OPENING RECEPTION: 1ST THURSDAY, FEBRUARY 6, 2014, FROM 5 - 8PM
Sullivan Goss announces ANYA FISHER: The Freedom to Paint, an exhibition of paintings from the late 1950s to the mid 1980s from the Estate of Pasadena bohemian, Anya Fisher.
Born in Odessa, Russia in 1905 to an affluent family, the young Anya Fisher showed precocious gifts for music. When the Bolshevik Revolution came to Odessa, Anya barely escaped with her life. Her father was not so fortunate. Relocating to Minnesota, Anya focused her energies again on her piano studies, only to abandon the whole endeavor when financial difficulties kept her from pursuing her art at the collegiate conservatory level. Instead, she married a man who was well off in Manhattan, using her spare time to explore the artistic subculture of Greenwich Village in the years of the Great Depression. Finding the marriage oppressive, Fisher eventually divorced.
Moving to the West Coast, Anya settled in San Francisco, where she wrote art reviews for the San Francisco Chronicle. Eventually, she remarried to a man named Eddie Fisher and settled in Pasadena. Studying privately with Rico Lebrun as well as at the Jepson Art Institute, Anya developed rapidly. Eventually, she went to Paris to study at the Academie Grand Chaumiere.
Opportunities for women were scant in the art world of the early 1950s. They were even worse for artists working in an abstract tradition in the relatively conservative environs of Pasadena. Still, Anya followed her own path. There was no longer an oppressive husband to deny her her dream. Nor was her lot cast with the Russian artists who were denied an opportunity to paint outside the state sanctioned style.

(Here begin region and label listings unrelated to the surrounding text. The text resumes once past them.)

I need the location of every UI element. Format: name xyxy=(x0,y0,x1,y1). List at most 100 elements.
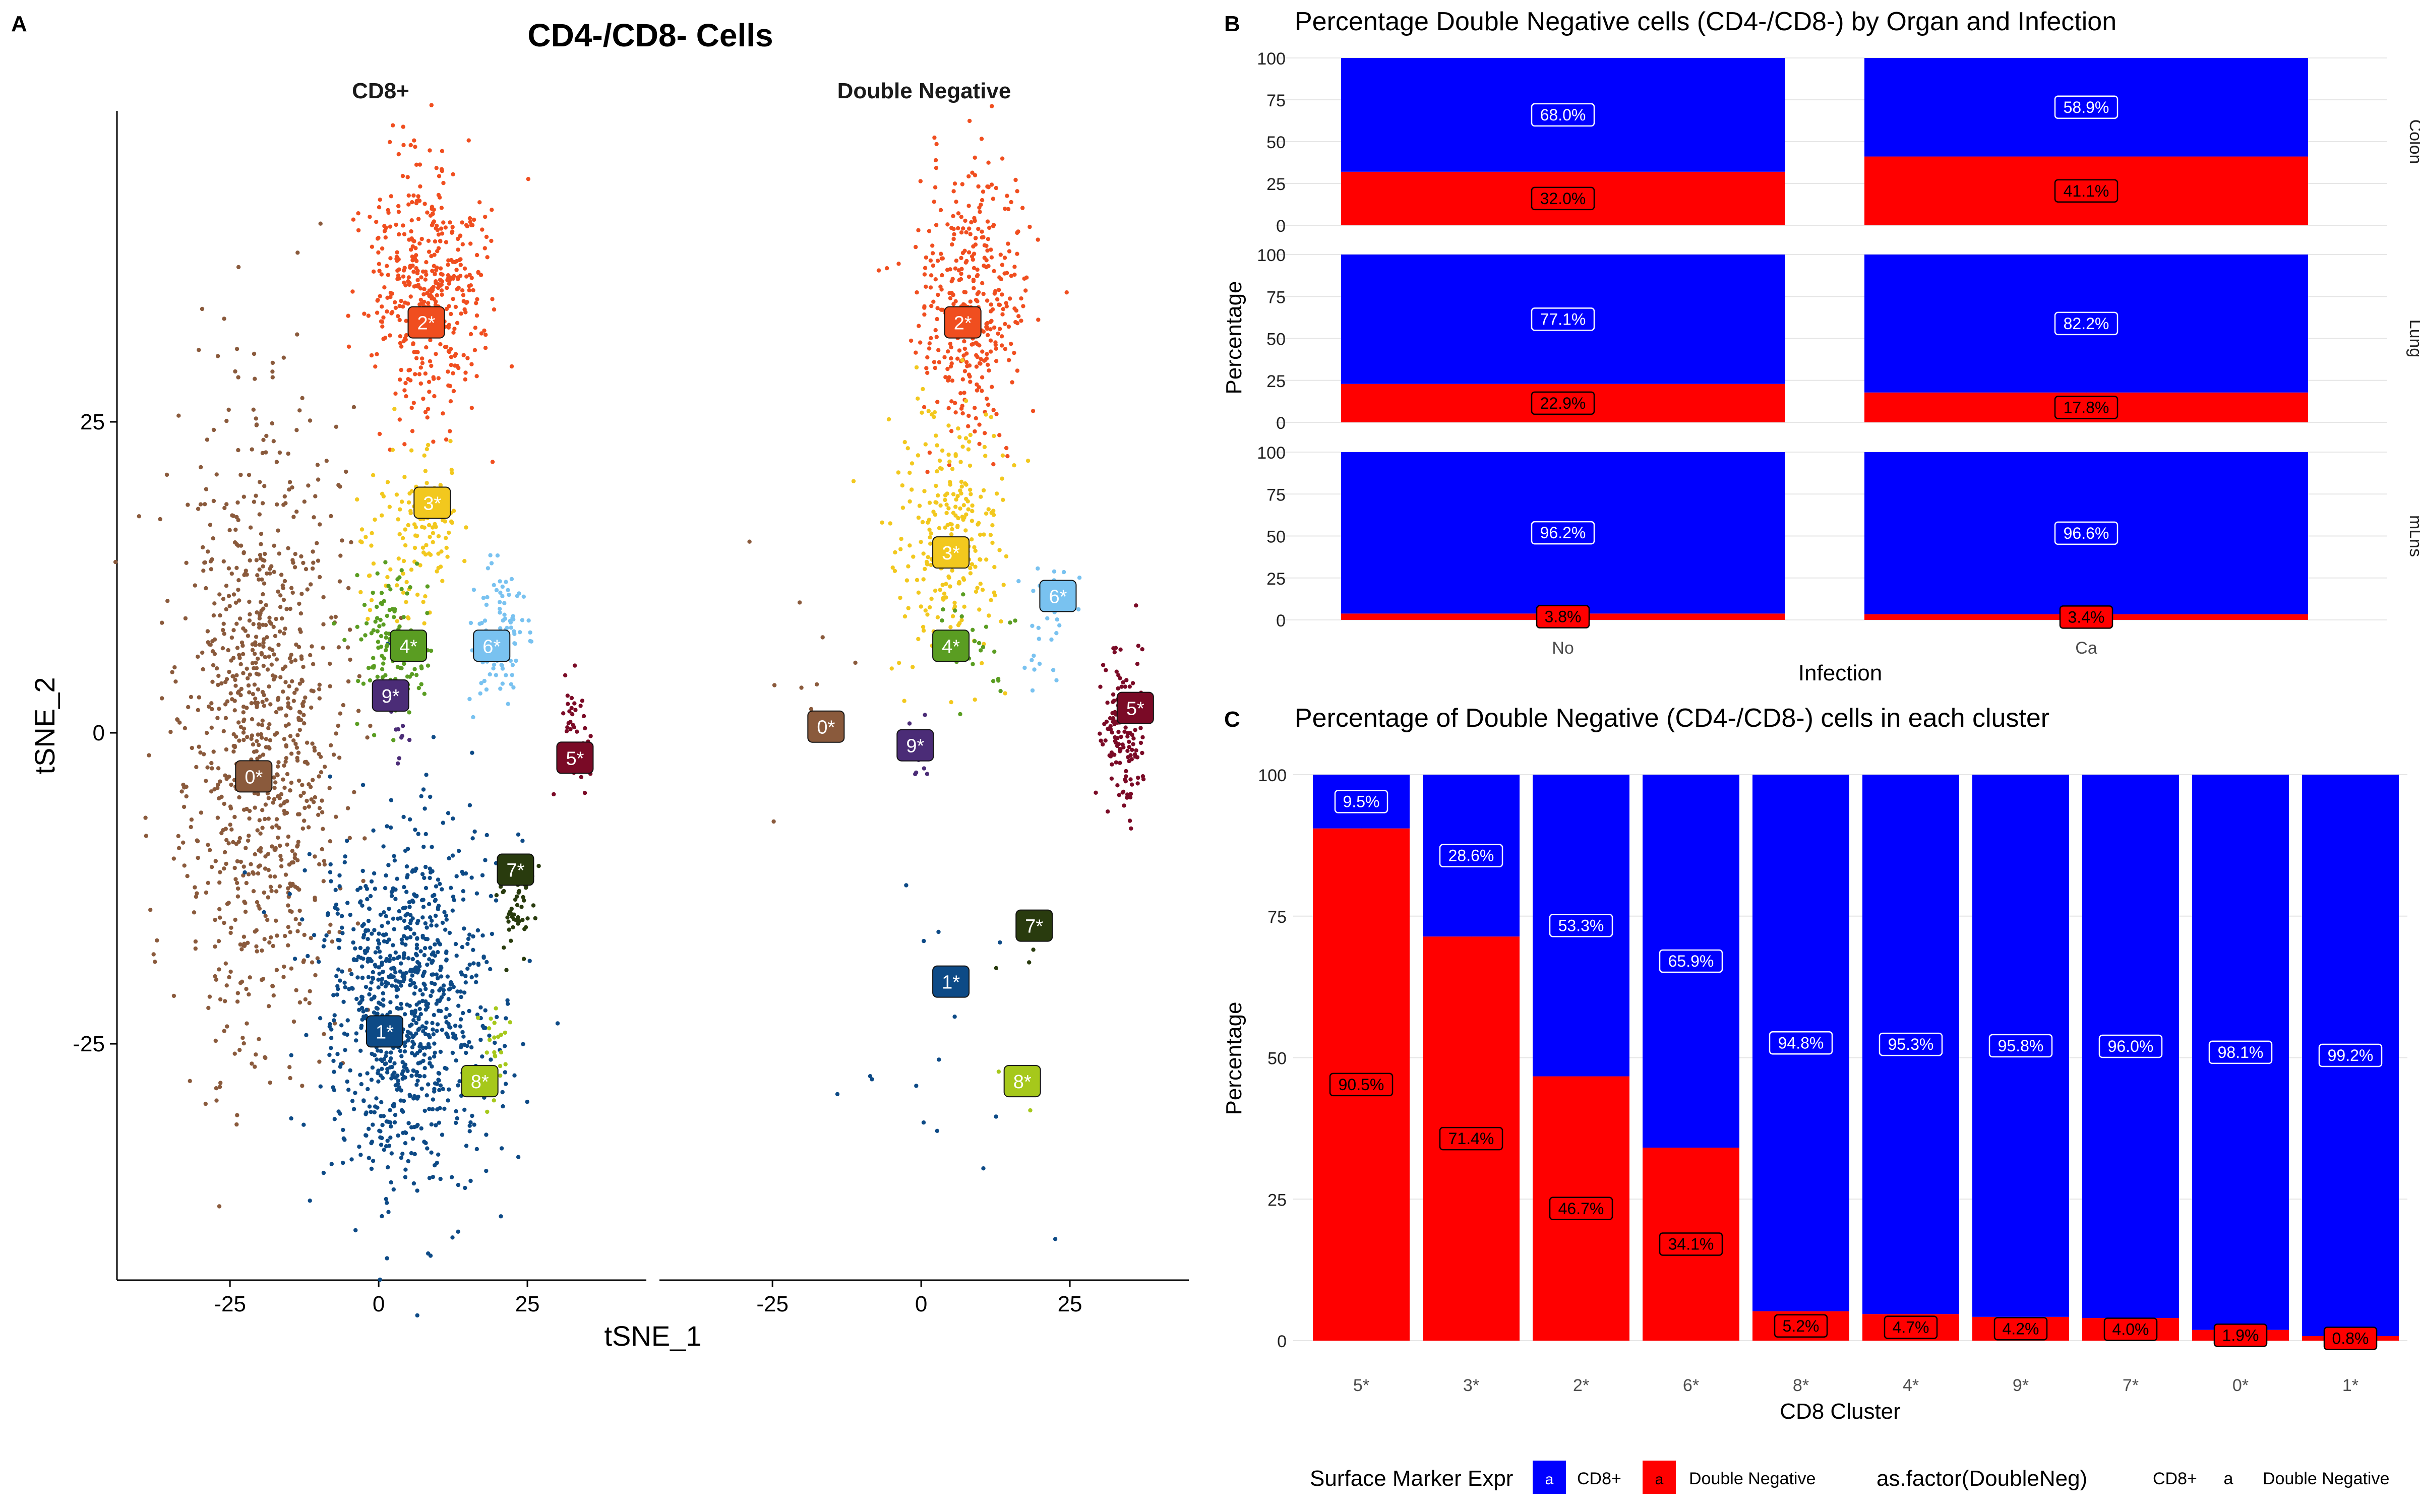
tsne-point xyxy=(210,557,214,562)
tsne-point xyxy=(317,696,322,701)
tsne-point xyxy=(199,810,204,815)
tsne-point xyxy=(353,1228,358,1233)
tsne-point xyxy=(347,987,351,991)
tsne-point xyxy=(279,792,284,797)
tsne-point xyxy=(427,380,432,384)
tsne-point xyxy=(959,230,964,235)
tsne-point xyxy=(408,921,413,925)
tsne-point xyxy=(394,994,399,999)
cluster-label-box xyxy=(932,536,970,569)
tsne-point xyxy=(431,735,436,739)
tsne-point xyxy=(955,494,960,498)
tsne-point xyxy=(360,903,365,908)
tsne-point xyxy=(962,248,967,253)
tsne-point xyxy=(451,330,456,335)
tsne-point xyxy=(1114,760,1118,765)
tsne-point xyxy=(996,1069,1001,1074)
y-tick-label: 50 xyxy=(1267,1049,1287,1068)
tsne-point xyxy=(261,437,266,442)
data-label-box xyxy=(2208,1040,2273,1064)
tsne-point xyxy=(520,918,525,922)
tsne-point xyxy=(264,737,268,741)
tsne-point xyxy=(926,555,930,559)
tsne-point xyxy=(338,553,343,558)
tsne-point xyxy=(248,672,252,677)
tsne-point xyxy=(262,484,267,488)
tsne-point xyxy=(232,814,237,820)
tsne-point xyxy=(268,571,272,576)
tsne-point xyxy=(1015,189,1019,194)
tsne-point xyxy=(809,707,814,712)
tsne-point xyxy=(948,341,953,346)
tsne-point xyxy=(249,736,254,741)
tsne-point xyxy=(353,946,357,951)
tsne-point xyxy=(919,604,924,609)
tsne-point xyxy=(384,1050,389,1055)
tsne-point xyxy=(371,473,376,477)
tsne-point xyxy=(991,197,996,201)
tsne-point xyxy=(216,673,221,678)
tsne-point xyxy=(331,752,336,757)
tsne-point xyxy=(1123,684,1127,689)
tsne-point xyxy=(456,1229,460,1234)
legend-key-glyph: a xyxy=(1545,1471,1554,1488)
tsne-point xyxy=(271,624,276,629)
tsne-point xyxy=(435,1082,439,1086)
tsne-point xyxy=(467,273,472,277)
tsne-point xyxy=(771,819,776,824)
tsne-point xyxy=(361,681,366,686)
tsne-point xyxy=(261,564,265,569)
tsne-point xyxy=(274,616,278,621)
tsne-point xyxy=(507,912,511,916)
tsne-point xyxy=(420,935,425,940)
tsne-point xyxy=(485,1109,490,1114)
tsne-point xyxy=(258,863,262,868)
tsne-point xyxy=(403,381,408,386)
tsne-point xyxy=(299,656,304,661)
tsne-point xyxy=(937,458,942,463)
tsne-point xyxy=(499,1146,504,1151)
tsne-point xyxy=(583,726,587,731)
tsne-point xyxy=(177,720,182,725)
tsne-point xyxy=(971,277,976,282)
tsne-point xyxy=(1036,237,1040,242)
tsne-point xyxy=(940,583,945,587)
tsne-point xyxy=(273,634,278,639)
tsne-point xyxy=(403,1175,408,1179)
tsne-point xyxy=(282,964,286,969)
tsne-point xyxy=(984,258,989,263)
tsne-point xyxy=(369,631,374,636)
tsne-point xyxy=(499,1032,504,1037)
tsne-point xyxy=(934,483,938,488)
tsne-point xyxy=(423,552,428,557)
tsne-point xyxy=(363,951,368,956)
tsne-point xyxy=(935,259,940,263)
tsne-point xyxy=(935,615,940,620)
tsne-point xyxy=(428,1035,432,1040)
cluster-label-text: 2* xyxy=(417,313,436,334)
tsne-point xyxy=(966,413,971,418)
tsne-point xyxy=(282,737,286,741)
tsne-point xyxy=(318,1084,323,1089)
tsne-point xyxy=(301,1122,306,1127)
tsne-point xyxy=(470,223,475,227)
tsne-point xyxy=(283,626,287,631)
data-label-box xyxy=(2054,521,2119,545)
tsne-point xyxy=(980,349,985,354)
tsne-point xyxy=(380,513,384,518)
tsne-point xyxy=(281,777,285,782)
tsne-point xyxy=(443,1015,448,1020)
tsne-point xyxy=(260,501,265,506)
tsne-point xyxy=(231,514,236,518)
tsne-point xyxy=(371,590,375,595)
tsne-point xyxy=(427,523,432,528)
tsne-point xyxy=(462,990,467,995)
tsne-point xyxy=(1031,948,1036,952)
tsne-point xyxy=(254,493,258,498)
tsne-point xyxy=(958,712,962,717)
tsne-point xyxy=(989,319,994,323)
tsne-point xyxy=(451,297,455,301)
tsne-point xyxy=(958,460,963,464)
tsne-point xyxy=(910,461,915,466)
tsne-point xyxy=(395,956,400,961)
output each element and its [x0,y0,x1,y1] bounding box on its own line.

Showing at such prestigious venues at Esther Robles Gallery, the Pasadena Art Museum, and the Santa Barbara Museum of Art, Anya found success. In her senior years, she met a young English teacher who was destined to open a major American gallery, Frank Goss. When Sullivan Goss opened now 30 years ago, its first exhibition for a living artist was for Anya Fisher. Her freedom to paint became the gallery’s encouragement to engage with contemporary art.